From that moment on, their relationship had an inequality that made her incredibly uncomfortable. Crutchfield still gave her information about his crimes and hints about others. But they both knew that he held all the cards.

He knew her new name. He knew what she looked like. He knew the city she lived in. At one point she discovered he even knew she’d been living at her friend Lacy’s place and where that was. And apparently, despite being incarcerated in a supposedly secret facility, he had the capability of giving her father all those details.

Jessie was pretty sure that was at least part of the reason that Lacy, an aspiring fashion designer, had taken a six-month gig working in Milan. It was a great opportunity but it was also half a world away from Jessie’s dangerous life.

As Jessie pulled off the freeway, only minutes from reaching NRD, she recalled how Crutchfield had finally pulled the trigger on the unspoken threat that had always hung over their meetings.

Maybe it was because he sensed she was leaving for several months. Maybe it was just out of spite. But the last time she’d looked through the glass into his devious eyes, he’d dropped a bombshell on her.

“I’ll be having a little chat with your father,” he’d told her in his courtly Southern accent. “I won’t spoil things by saying when. But it’s going to be lovely, I’m quite certain.”

She had barely managed to choke out the word “How?”

“Oh, don’t you worry about that, Miss Jessie,” he’d said soothingly. “Just know that when we do talk, I’ll be sure to give him your regards.”

As she pulled onto the hospital property, she asked herself the same question that had been eating at her ever since, the one she could only put out of her head when she was intently focused on other work: had he really done it? While she was off learning how to catch people like him and her dad, had the two of them really met a second time, despite all the security precautions designed to prevent just that sort of thing?

She had a feeling that mystery was about to be solved.

CHAPTER FIVE

Entering the NRD unit was just as she’d remembered. After getting authorization to enter the enclosed hospital campus through a guard gate, she drove behind the main building to a second, smaller, nondescript one in the back.

It was a bland concrete and steel one-story structure in the middle of an unpaved parking lot. Only the roof was visible behind a large, green-meshed barbed-wire metal fence that surrounded the whole place.

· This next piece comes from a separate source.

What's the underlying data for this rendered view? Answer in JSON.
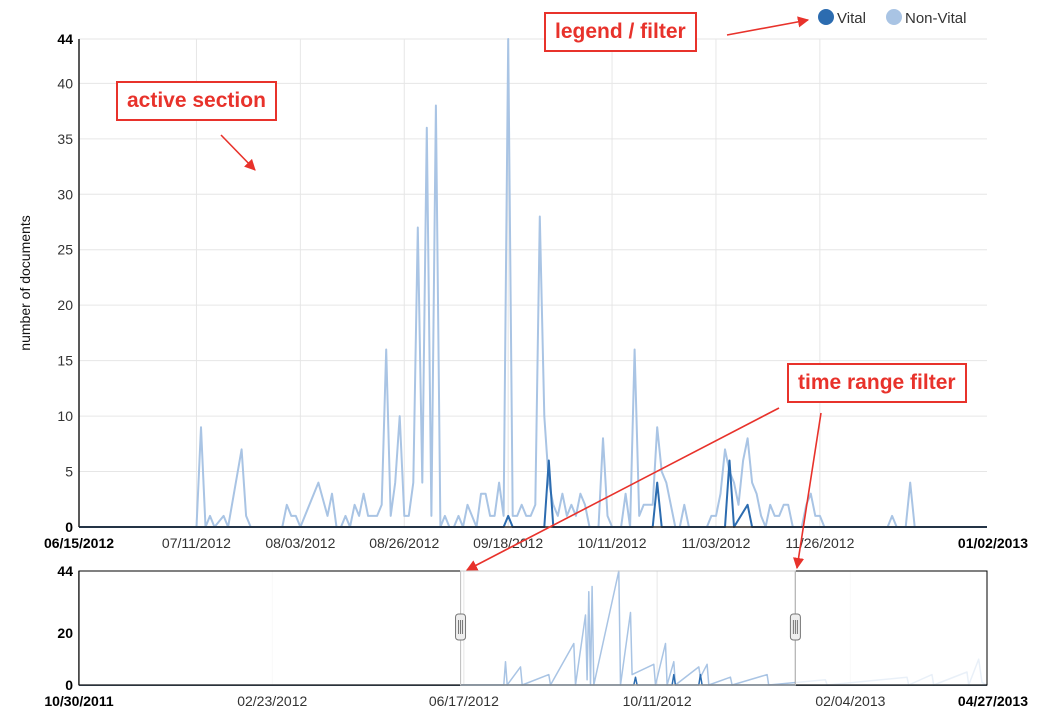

She passed through a second guard gate to access NRD. After parking, she walked toward the main entrance, pretending to ignore the multiple security cameras that followed her every step. When she got to the exterior door, she waited to be buzzed in. Unlike the first time she’d come, she was now recognized by the staff and admitted on sight.

But that was only for the outer door. After passing through a small courtyard, she reached the main entrance to the facility, which had thick, bulletproof glass doors. She swiped her entry card, which made the panel light turn green. Then the security officer behind the desk inside, who could see the color change as well, buzzed her in, completing the entry process.